Daí à imponência do carcará, foi um passo: “Águia nordestina/ a guiar meninos e meninas como eu/ comove-me vê-la/ asas como velas/ no céu.” Palavras de Chico César em Águia nordestina, uma das várias canções inéditas deste projecto. Sonho impossível, que já tantas vezes ressoou na voz de Maria Bethânia, voltou a ouvir-se, num contexto adequado, antes de uma canção que assinala um renascer de esperança: Música, música, de Roque Ferreira, cantor e compositor da Bahia: “Nascem novamente no meu peito/ As ilusões/ Feito flores novas no jardim/ Corre novamente um rio/ Dentro de mim.” Por fim, a encerrar, Se todos fossem iguais a você, de Vinicius e Jobim. “Linda canção de amor”, para sonhar em paz.

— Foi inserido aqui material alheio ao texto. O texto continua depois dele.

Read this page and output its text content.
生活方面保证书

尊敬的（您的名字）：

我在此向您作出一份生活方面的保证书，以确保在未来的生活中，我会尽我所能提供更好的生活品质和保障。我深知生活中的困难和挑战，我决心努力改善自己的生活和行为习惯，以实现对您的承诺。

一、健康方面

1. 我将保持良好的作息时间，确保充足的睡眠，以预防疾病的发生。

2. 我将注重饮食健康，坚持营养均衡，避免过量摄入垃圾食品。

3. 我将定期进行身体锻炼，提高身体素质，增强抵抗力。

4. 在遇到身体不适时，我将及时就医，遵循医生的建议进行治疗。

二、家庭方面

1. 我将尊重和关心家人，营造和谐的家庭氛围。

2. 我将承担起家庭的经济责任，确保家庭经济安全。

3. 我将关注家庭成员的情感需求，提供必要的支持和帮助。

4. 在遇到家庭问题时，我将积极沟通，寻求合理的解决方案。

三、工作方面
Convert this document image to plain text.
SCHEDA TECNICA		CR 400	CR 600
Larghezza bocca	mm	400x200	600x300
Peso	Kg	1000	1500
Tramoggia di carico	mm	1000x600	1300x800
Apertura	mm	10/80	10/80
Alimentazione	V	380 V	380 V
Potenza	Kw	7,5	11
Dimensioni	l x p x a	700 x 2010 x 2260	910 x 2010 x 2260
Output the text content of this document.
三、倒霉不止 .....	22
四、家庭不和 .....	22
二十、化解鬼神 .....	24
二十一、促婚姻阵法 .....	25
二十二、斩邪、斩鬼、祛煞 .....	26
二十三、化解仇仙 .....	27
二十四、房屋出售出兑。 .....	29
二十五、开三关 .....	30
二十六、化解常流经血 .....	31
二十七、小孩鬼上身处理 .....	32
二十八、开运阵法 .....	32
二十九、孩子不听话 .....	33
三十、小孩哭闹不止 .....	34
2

Mas mais tarde, que Maria Bethânia ainda voltou ao palco para cantar Negue (de Adelino Moreira e Enzo de Almeida Passos); Purificar o Subaé, um manifesto ecológico que Caetano escreveu e cantou com ela, junto com Gil e Nicinha, no álbum Alteza (1981); e, a terminar em definitivo o espectáculo, Encanteria, de Paulo César Pinheiro, onde ela canta, declarando-se luz: “Moço apague essa candeia/ Deixa tudo aqui no breu/ Quero nada que clareia/ Quem clareia aqui sou eu.” Os aplausos ainda tentaram forçar um regresso, mas a luz da sala acendeu-se, enquanto a luz de Bethânia se recolhia a pensar no dia seguinte.